US 12,292,915 B1
Security for generative models using attention analysis
Jimit Majmudar, Sunnyvale, CA (US); Rahul Gupta, Waltham, MA (US); Ben Smith, Laguna Beach, CA (US); and Sachin P. Joglekar, Bothell, WA (US)
Assigned to AMAZON TECHNOLOGIES, INC., Seattle, WA (US)
Filed by Amazon Technologies, Inc., Seattle, WA (US)
Filed on Dec. 4, 2023, as Appl. No. 18/527,696.
Int. Cl.
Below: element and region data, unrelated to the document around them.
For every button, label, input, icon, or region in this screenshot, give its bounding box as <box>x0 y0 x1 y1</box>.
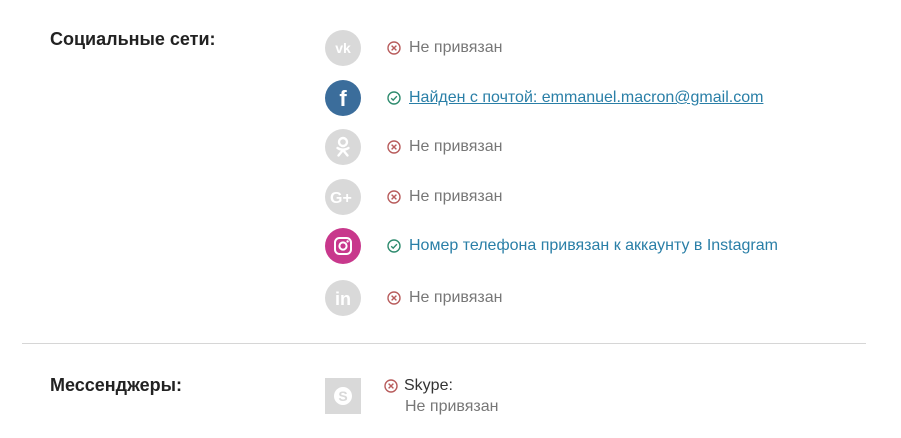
messengers-title: Мессенджеры: <box>50 375 182 395</box>
cross-circle-icon <box>387 291 401 305</box>
odnoklassniki-status: Не привязан <box>387 138 502 156</box>
linkedin-status-text: Не привязан <box>409 289 503 306</box>
social-row-google-plus: G+ Не привязан <box>325 179 502 215</box>
instagram-status: Номер телефона привязан к аккаунту в Ins… <box>387 237 778 255</box>
facebook-icon: f <box>325 80 361 116</box>
cross-circle-icon <box>387 140 401 154</box>
instagram-icon <box>325 228 361 264</box>
google-plus-status-text: Не привязан <box>409 188 503 205</box>
skype-icon: S <box>325 378 361 414</box>
instagram-status-text: Номер телефона привязан к аккаунту в Ins… <box>409 237 778 254</box>
facebook-status: Найден с почтой: emmanuel.macron@gmail.c… <box>387 89 763 107</box>
social-networks-title: Социальные сети: <box>50 29 216 49</box>
facebook-found-link[interactable]: Найден с почтой: emmanuel.macron@gmail.c… <box>409 89 763 107</box>
vk-status: Не привязан <box>387 39 502 57</box>
social-row-odnoklassniki: Не привязан <box>325 129 502 165</box>
cross-circle-icon <box>384 379 398 393</box>
linkedin-status: Не привязан <box>387 289 502 307</box>
odnoklassniki-icon <box>325 129 361 165</box>
vk-status-text: Не привязан <box>409 39 503 56</box>
svg-text:G+: G+ <box>330 190 352 206</box>
svg-text:vk: vk <box>335 41 351 55</box>
section-divider <box>22 343 866 344</box>
svg-text:in: in <box>335 289 351 307</box>
cross-circle-icon <box>387 41 401 55</box>
skype-label: Skype: <box>404 377 453 394</box>
social-row-facebook: f Найден с почтой: emmanuel.macron@gmail… <box>325 80 763 116</box>
skype-status-text: Не привязан <box>405 398 499 415</box>
social-row-instagram: Номер телефона привязан к аккаунту в Ins… <box>325 228 778 264</box>
svg-text:f: f <box>339 87 347 109</box>
social-row-vk: vk Не привязан <box>325 30 502 66</box>
cross-circle-icon <box>387 190 401 204</box>
svg-text:S: S <box>338 388 347 404</box>
check-circle-icon <box>387 239 401 253</box>
skype-label-row: Skype: <box>384 377 453 395</box>
google-plus-status: Не привязан <box>387 188 502 206</box>
google-plus-icon: G+ <box>325 179 361 215</box>
social-row-linkedin: in Не привязан <box>325 280 502 316</box>
check-circle-icon <box>387 91 401 105</box>
vk-icon: vk <box>325 30 361 66</box>
linkedin-icon: in <box>325 280 361 316</box>
odnoklassniki-status-text: Не привязан <box>409 138 503 155</box>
G06F 16/383 (2019.01); G06F 16/35 (2019.01); G06F 40/40 (2020.01)
CPC G06F 16/383 (2019.01) [G06F 16/35 (2019.01); G06F 40/40 (2020.01)] 20 Claims
OG exemplary drawing
 
1. A computer-implemented method comprising:
receiving a first natural language input;
generating first prompt data comprising the first natural language input, a first span associated with a first application programming interface (API);
generating, by a large language model (LLM) using the first prompt data, first action plan data, wherein the first action plan data comprises a call to the first API;
determining, using a first classifier model, a first trust score for the first span;
determining, using a multi-head attention unit, a first attention score for the first span and the first action plan data;
generating a risk score by multiplying an inverse of the first trust score by the first attention score;
determining that the risk score is above a first threshold value; and
terminating a current dialog session based on the risk score being greater than the first threshold value.